= Singapore Government Enterprise Architecture =

The Singapore Government Enterprise Architecture (SGEA) programme was established to support and enable the business strategies, objectives, and a vision of a 'Networked Government'. It adopted a federated architecture approach similar to the United States government. It is a set of blueprints: the Business Architecture (BA), Information Architecture (IA), Solution Architecture (SA) and Technical Architecture (TA) of the Singapore Government. It provides a holistic view of business functions, common data standards, and shared ICT systems and infrastructure. This programme facilitates the identification of opportunities for collaboration among agencies, encouraging greater sharing of data, systems and processes across agencies.

== History ==
The SGEA is an offshoot of the Civil Service Computerization Programme (CSCP), which the Singaporean government launched in the 1980s to turn Singapore's public sector as a world-class exploiter of IT. The initial goal was the improvement of internal operational efficiencies through the automation of traditional work functions in the bureaucracy. Within twenty years, the Internet was integrated into the framework so that IT became a tool for public service delivery. By the year 2000, Singapore launched its own e-government platform.

The SGEA was adopted to drive the e-government initiative. The expectation for its adoption was that it will transform the public sector by optimizing end-to-end business processes and system capabilities so that they are aligned with the Singaporean government's needs, missions, and strategies. This is demonstrated in the way the government adopted frameworks that are customized according to its structure and components as well as the nature of its economy, socio-economic status, infrastructure status, and business status.
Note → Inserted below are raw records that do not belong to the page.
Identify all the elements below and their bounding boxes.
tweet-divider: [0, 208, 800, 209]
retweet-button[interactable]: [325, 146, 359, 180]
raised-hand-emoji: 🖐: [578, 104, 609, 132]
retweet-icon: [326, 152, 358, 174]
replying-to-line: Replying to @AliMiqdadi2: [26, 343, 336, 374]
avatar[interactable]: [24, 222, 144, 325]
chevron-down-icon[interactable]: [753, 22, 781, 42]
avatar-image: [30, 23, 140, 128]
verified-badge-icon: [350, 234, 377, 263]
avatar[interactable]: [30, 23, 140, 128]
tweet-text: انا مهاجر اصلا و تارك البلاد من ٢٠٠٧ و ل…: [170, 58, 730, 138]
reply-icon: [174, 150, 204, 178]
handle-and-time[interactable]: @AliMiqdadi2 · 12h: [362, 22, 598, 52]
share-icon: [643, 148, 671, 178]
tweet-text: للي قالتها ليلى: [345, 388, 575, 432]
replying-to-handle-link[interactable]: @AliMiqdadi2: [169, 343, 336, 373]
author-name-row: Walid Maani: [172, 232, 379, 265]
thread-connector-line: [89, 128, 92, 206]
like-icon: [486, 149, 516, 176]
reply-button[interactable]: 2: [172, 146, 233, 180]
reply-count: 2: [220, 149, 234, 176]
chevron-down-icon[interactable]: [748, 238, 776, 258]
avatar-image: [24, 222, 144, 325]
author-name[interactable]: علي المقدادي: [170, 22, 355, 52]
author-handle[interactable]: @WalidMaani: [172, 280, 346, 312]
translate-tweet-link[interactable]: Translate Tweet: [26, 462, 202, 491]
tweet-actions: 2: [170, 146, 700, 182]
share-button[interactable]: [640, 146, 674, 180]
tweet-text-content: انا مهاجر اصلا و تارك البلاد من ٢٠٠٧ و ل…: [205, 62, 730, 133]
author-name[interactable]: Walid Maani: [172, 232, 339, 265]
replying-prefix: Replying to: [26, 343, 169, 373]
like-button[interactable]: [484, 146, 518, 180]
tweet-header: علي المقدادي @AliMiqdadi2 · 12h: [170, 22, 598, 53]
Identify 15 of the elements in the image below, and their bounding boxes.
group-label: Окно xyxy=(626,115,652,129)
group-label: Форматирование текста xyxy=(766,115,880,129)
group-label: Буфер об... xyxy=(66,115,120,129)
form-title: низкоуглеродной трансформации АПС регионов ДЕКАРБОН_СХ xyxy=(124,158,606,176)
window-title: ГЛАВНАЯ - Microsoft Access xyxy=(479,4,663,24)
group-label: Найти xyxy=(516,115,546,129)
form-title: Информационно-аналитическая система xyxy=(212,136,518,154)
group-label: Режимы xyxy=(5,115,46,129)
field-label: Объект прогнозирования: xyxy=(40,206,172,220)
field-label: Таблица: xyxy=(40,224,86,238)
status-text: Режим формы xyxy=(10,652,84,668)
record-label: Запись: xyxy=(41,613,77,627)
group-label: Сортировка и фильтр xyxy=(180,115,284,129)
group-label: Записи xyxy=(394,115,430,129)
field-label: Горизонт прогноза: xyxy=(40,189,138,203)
This is the reason why the SGEA is analogous to a "city plan that details policies and standards for the design of infrastructure technologies, databases, and applications."

==Reference Models==

The SGEA has four developed reference models:
- Business Reference Model (BRM) - The BRM addresses the BA, and describes the Lines of Businesses and Business Functions performed by different government agencies.
- Data Reference Model (DRM) - The DRM addresses the IA. It specifies the data definitions for data elements that are commonly used across government.
- Solution Reference Model (SRM) - The SRM addresses the SA, and describes the systems and service components that can be shared across government.
- Technical Reference Model (TRM) - The TRM is addressed by the Service-wide Technical Architecture (SWTA) established since 2002.